Recordings: Sage Francis – Human the Death Dance

    Oftentimes, the shtick that hooks a rapper his initial success later tilts to serve as his slope downhill. After all, there’s only so many times we can sit through Mr. Lif or Aesop Rock’s highly stylized nasal bellows or watch Slug pout his proclaimed ugliness to a regenerating mass of screaming teenage girls before the act loses most of its preliminary appeal – even if inherent talent remains intact.

    Fortunately for Sage Francis, his critical junior release (the site where many artists fold inward and pick at their shtick ’til it’s raw) upholds a developed individuality despite incorporating a slew of outside influences – or, more likely, because of this. His fired-up diary flow echoes the best bits of his Def Jux- and Anticon-departed, abstract-underground contemporaries (mostly white): the mean graveyard rasp of Buck 65, who lays a loud, colorfully unmarred blues guitar and folky chorus under “”Civil Disobedience””; the politically dizzied, literal offbeat of Sole; and the quiet sneak of Alias, who’s behind some of Death Dance’s rich production as well. But he also takes a few well-placed leaps outside the inner circle, even commissioning composer and expert trumpeter Mark Isham (who has worked with legends like Taj Majal and Van Morrison, and whose current film-score assignment will host vocals from Francis) for two short but sparsely sweet, beatless tracks.

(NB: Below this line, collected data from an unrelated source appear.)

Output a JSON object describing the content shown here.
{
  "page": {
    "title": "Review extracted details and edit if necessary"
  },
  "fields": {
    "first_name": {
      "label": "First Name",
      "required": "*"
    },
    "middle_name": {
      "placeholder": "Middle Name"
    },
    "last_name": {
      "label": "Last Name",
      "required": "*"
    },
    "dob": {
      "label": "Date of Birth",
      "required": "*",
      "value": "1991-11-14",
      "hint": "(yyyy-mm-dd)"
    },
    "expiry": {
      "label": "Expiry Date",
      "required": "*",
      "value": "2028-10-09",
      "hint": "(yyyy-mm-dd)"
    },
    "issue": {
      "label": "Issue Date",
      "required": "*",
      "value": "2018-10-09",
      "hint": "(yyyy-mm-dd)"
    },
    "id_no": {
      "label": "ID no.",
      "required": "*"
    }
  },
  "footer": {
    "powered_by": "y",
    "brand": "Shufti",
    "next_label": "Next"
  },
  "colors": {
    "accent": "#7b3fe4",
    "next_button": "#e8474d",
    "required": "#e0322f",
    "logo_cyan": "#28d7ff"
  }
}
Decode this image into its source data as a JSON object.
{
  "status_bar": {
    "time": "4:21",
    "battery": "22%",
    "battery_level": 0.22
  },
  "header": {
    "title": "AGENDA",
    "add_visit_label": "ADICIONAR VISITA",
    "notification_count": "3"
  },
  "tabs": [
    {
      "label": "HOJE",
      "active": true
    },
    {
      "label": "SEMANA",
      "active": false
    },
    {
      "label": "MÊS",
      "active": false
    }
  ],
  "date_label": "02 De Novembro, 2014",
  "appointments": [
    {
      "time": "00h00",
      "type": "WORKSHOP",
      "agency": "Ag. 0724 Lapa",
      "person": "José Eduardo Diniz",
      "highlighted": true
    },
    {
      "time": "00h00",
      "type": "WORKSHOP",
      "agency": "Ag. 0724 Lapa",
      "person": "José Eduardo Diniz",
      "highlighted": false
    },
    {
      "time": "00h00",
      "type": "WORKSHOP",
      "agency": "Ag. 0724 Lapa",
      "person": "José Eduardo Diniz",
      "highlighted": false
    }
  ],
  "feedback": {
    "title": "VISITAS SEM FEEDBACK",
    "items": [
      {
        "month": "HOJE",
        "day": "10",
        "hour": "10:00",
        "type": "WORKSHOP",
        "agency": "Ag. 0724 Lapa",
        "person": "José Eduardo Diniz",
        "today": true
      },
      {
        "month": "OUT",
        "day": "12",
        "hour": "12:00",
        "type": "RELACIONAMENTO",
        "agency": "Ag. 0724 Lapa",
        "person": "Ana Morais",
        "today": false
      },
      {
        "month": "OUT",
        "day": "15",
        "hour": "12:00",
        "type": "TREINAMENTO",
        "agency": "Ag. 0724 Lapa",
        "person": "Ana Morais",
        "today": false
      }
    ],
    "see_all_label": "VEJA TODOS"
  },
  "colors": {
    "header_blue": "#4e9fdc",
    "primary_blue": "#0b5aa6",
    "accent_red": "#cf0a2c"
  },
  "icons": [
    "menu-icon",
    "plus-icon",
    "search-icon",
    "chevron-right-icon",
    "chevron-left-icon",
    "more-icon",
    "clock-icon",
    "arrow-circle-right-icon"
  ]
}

    If Francis ever had an autograph, it was a grungy, underproduced flimsiness to his rhymes and cymbal-lite rhythms; now, a stripped-solid base accentuates his time-tailored word bank. Aside from a couple obligatory unearthed raps from his childhood, the Rhode Island MC sees a maturation in his wordplay, evenly weighted with confident anecdotes (“”I’ve been practicing grabbin’ the noose when the nut slips/ Rewiring my mind and make the firing squad miss””) and streetwise snarkiness (“”Your lady got overpowered, and you got played/ Selling baby powder is over-the-counter drug trade””), staying well above water at a time when it would have been so simple to sink.